O processo de canonização de Pier Giorgio Frassati
Após a morte de Pier Giorgio Frassati, em 1925, sua fama de santidade começou a se espalhar rapidamente. Sete anos depois, diante dos numerosos testemunhos e pedidos recebidos, a Arquidiocese de Turim decidiu iniciar oficialmente o processo canônico para investigar sua vida e suas virtudes.
Em 2 de julho de 1932 foi aberto o Processo Informativo Ordinário sobre sua reputação de santidade. Durante três anos foram reunidos documentos relativos ao seu nascimento, batismo e outros sacramentos, além de depoimentos de testemunhas. Ao todo, vinte e cinco pessoas foram ouvidas, entre elas o médico Ferdinando Micheli, que o assistiu durante a doença que levou à sua morte. O processo foi encerrado em 23 de outubro de 1935.
Em 1935, os atos do processo foram abertos na Sagrada Congregação dos Ritos, em Roma. A documentação reunida era extensa, contendo mais de três mil páginas. Em 21 de dezembro de 1938 foi promulgado o decreto sobre os escritos de Pier Giorgio. A postulação da causa ficou sob responsabilidade dos padres salesianos, que prepararam a documentação necessária para a introdução oficial da causa.
Entretanto, quando a Congregação se reuniu em 9 de dezembro de 1941 para deliberar sobre a introdução da causa, surgiram dificuldades inesperadas. No próprio dia da votação chegou uma carta anônima que levantava suspeitas genéricas sobre a integridade moral de Pier Giorgio. Diante dessa situação, o Papa Pio XII decidiu suspender temporariamente o processo e solicitar investigações adicionais. Em 1942 foram realizados processos suplementares em Turim e em Roma. Apesar de muitos testemunhos favoráveis, a causa acabou sendo interrompida em 1945 com a decisão de “non expedire”, isto é, de não prosseguir naquele momento.

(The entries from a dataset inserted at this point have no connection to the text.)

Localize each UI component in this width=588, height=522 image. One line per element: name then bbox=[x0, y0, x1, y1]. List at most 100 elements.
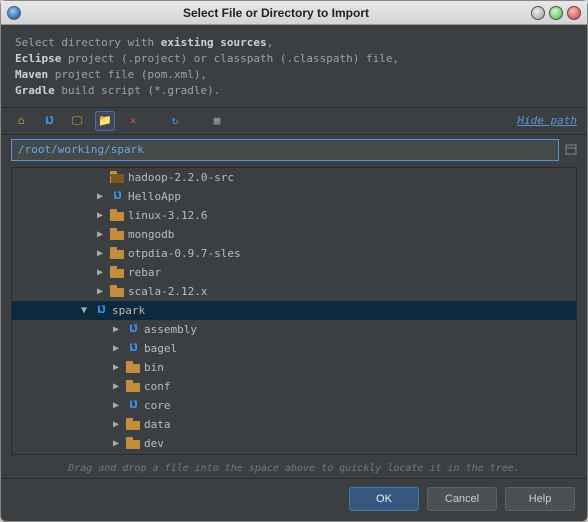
folder-icon bbox=[126, 380, 140, 392]
project-icon: IJ bbox=[45, 115, 52, 127]
tree-row[interactable]: ▶ conf bbox=[12, 377, 576, 396]
instr-line3b: project file (pom.xml), bbox=[48, 68, 207, 81]
delete-icon: ✕ bbox=[130, 114, 137, 127]
tree-row[interactable]: ▶ mongodb bbox=[12, 225, 576, 244]
instr-line1c: , bbox=[267, 36, 274, 49]
tree-item-label: rebar bbox=[128, 266, 161, 279]
toolbar: ⌂ IJ 🖵 📁 ✕ ↻ ▦ Hide path bbox=[1, 107, 587, 135]
expand-arrow[interactable]: ▶ bbox=[94, 266, 106, 278]
folder-icon bbox=[126, 418, 140, 430]
instr-line4b: build script (*.gradle). bbox=[55, 84, 221, 97]
instr-line1a: Select directory with bbox=[15, 36, 161, 49]
folder-open-icon bbox=[110, 171, 124, 183]
minimize-button[interactable] bbox=[531, 6, 545, 20]
tree-row[interactable]: ▶ data bbox=[12, 415, 576, 434]
instruction-text: Select directory with existing sources, … bbox=[1, 25, 587, 107]
tree-item-label: mongodb bbox=[128, 228, 174, 241]
folder-icon bbox=[126, 361, 140, 373]
intellij-project-icon bbox=[126, 322, 140, 336]
tree-row[interactable]: ▶ HelloApp bbox=[12, 187, 576, 206]
tree-row[interactable]: ▶ bagel bbox=[12, 339, 576, 358]
instr-line3a: Maven bbox=[15, 68, 48, 81]
project-button[interactable]: IJ bbox=[39, 111, 59, 131]
expand-arrow bbox=[94, 171, 106, 183]
hide-path-link[interactable]: Hide path bbox=[517, 114, 577, 127]
folder-icon bbox=[110, 266, 124, 278]
expand-arrow[interactable]: ▶ bbox=[110, 342, 122, 354]
cancel-button[interactable]: Cancel bbox=[427, 487, 497, 511]
new-folder-icon: 📁 bbox=[98, 114, 112, 127]
tree-row[interactable]: ▶ linux-3.12.6 bbox=[12, 206, 576, 225]
expand-arrow[interactable]: ▶ bbox=[94, 228, 106, 240]
expand-arrow[interactable]: ▶ bbox=[110, 418, 122, 430]
desktop-button[interactable]: 🖵 bbox=[67, 111, 87, 131]
expand-arrow[interactable]: ▼ bbox=[78, 304, 90, 316]
expand-arrow[interactable]: ▶ bbox=[94, 190, 106, 202]
tree-row[interactable]: ▶dev bbox=[12, 434, 576, 453]
expand-arrow[interactable]: ▶ bbox=[110, 399, 122, 411]
tree-row[interactable]: ▶ bin bbox=[12, 358, 576, 377]
expand-arrow[interactable]: ▶ bbox=[110, 437, 122, 449]
new-folder-button[interactable]: 📁 bbox=[95, 111, 115, 131]
drop-hint: Drag and drop a file into the space abov… bbox=[1, 457, 587, 478]
tree-item-label: core bbox=[144, 399, 171, 412]
maximize-button[interactable] bbox=[549, 6, 563, 20]
folder-icon bbox=[110, 285, 124, 297]
delete-button[interactable]: ✕ bbox=[123, 111, 143, 131]
tree-row[interactable]: ▶ scala-2.12.x bbox=[12, 282, 576, 301]
tree-item-label: scala-2.12.x bbox=[128, 285, 207, 298]
instr-line2b: project (.project) or classpath (.classp… bbox=[61, 52, 399, 65]
window-title: Select File or Directory to Import bbox=[25, 6, 527, 20]
refresh-button[interactable]: ↻ bbox=[165, 111, 185, 131]
instr-line2a: Eclipse bbox=[15, 52, 61, 65]
desktop-icon: 🖵 bbox=[72, 114, 83, 128]
show-hidden-icon: ▦ bbox=[214, 114, 221, 127]
ok-button[interactable]: OK bbox=[349, 487, 419, 511]
show-hidden-button[interactable]: ▦ bbox=[207, 111, 227, 131]
instr-line1b: existing sources bbox=[161, 36, 267, 49]
help-button[interactable]: Help bbox=[505, 487, 575, 511]
refresh-icon: ↻ bbox=[172, 114, 179, 127]
window-app-icon bbox=[7, 6, 21, 20]
home-button[interactable]: ⌂ bbox=[11, 111, 31, 131]
folder-icon bbox=[126, 437, 140, 449]
expand-arrow[interactable]: ▶ bbox=[94, 285, 106, 297]
path-input[interactable] bbox=[18, 143, 552, 156]
expand-arrow[interactable]: ▶ bbox=[110, 380, 122, 392]
close-button[interactable] bbox=[567, 6, 581, 20]
tree-row[interactable]: ▶ core bbox=[12, 396, 576, 415]
tree-item-label: assembly bbox=[144, 323, 197, 336]
intellij-project-icon bbox=[126, 341, 140, 355]
tree-row[interactable]: hadoop-2.2.0-src bbox=[12, 168, 576, 187]
tree-item-label: bin bbox=[144, 361, 164, 374]
tree-item-label: bagel bbox=[144, 342, 177, 355]
tree-row[interactable]: ▶ rebar bbox=[12, 263, 576, 282]
tree-row[interactable]: ▶ otpdia-0.9.7-sles bbox=[12, 244, 576, 263]
instr-line4a: Gradle bbox=[15, 84, 55, 97]
tree-row[interactable]: ▶ assembly bbox=[12, 320, 576, 339]
dialog-footer: OK Cancel Help bbox=[1, 478, 587, 521]
expand-arrow[interactable]: ▶ bbox=[110, 323, 122, 335]
tree-item-label: spark bbox=[112, 304, 145, 317]
tree-item-label: hadoop-2.2.0-src bbox=[128, 171, 234, 184]
tree-item-label: otpdia-0.9.7-sles bbox=[128, 247, 241, 260]
window-controls bbox=[531, 6, 581, 20]
tree-item-label: conf bbox=[144, 380, 171, 393]
tree-item-label: HelloApp bbox=[128, 190, 181, 203]
home-icon: ⌂ bbox=[18, 114, 25, 127]
history-icon[interactable] bbox=[564, 143, 578, 157]
expand-arrow[interactable]: ▶ bbox=[94, 247, 106, 259]
folder-icon bbox=[110, 247, 124, 259]
path-field-container bbox=[11, 139, 559, 161]
intellij-project-icon bbox=[110, 189, 124, 203]
folder-icon bbox=[110, 228, 124, 240]
expand-arrow[interactable]: ▶ bbox=[110, 361, 122, 373]
expand-arrow[interactable]: ▶ bbox=[94, 209, 106, 221]
tree-row[interactable]: ▼ spark bbox=[12, 301, 576, 320]
file-tree[interactable]: hadoop-2.2.0-src ▶ HelloApp ▶ linux-3.12.6 ▶ m… bbox=[11, 167, 577, 455]
tree-item-label: data bbox=[144, 418, 171, 431]
folder-icon bbox=[110, 209, 124, 221]
tree-item-label: linux-3.12.6 bbox=[128, 209, 207, 222]
titlebar: Select File or Directory to Import bbox=[1, 1, 587, 25]
intellij-project-icon bbox=[126, 398, 140, 412]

Durante as décadas seguintes, a irmã de Pier Giorgio, Luciana Frassati, empenhou-se incansavelmente para restaurar plenamente a reputação do irmão e esclarecer qualquer dúvida que tivesse surgido. Em 1951 ela reuniu e enviou à Congregação 955 testemunhos que confirmavam suas virtudes. Um relatório favorável foi elaborado em 1953, mas acabou arquivado e permaneceu por muitos anos sem ser apresentado ao Papa.
Somente a partir da década de 1960 o processo voltou a receber atenção. Novas investigações foram realizadas e os pontos controversos foram esclarecidos de forma favorável. Em 1974 o Secretário de Estado solicitou que a causa fosse novamente examinada. No ano seguinte, o Papa Paulo VI manifestou sua preocupação com a lentidão do processo e pediu que o Arcebispo de Turim fosse consultado sobre a oportunidade de retomá-lo. A resposta foi imediata e positiva, destacando a importância do testemunho cristão oferecido por Pier Giorgio.
Em 1977 o Papa autorizou que a causa prosseguisse. A Ação Católica Italiana foi reconhecida como promotora da causa, e um novo postulador foi nomeado. Em 1978 a introdução oficial da causa foi aprovada unanimemente.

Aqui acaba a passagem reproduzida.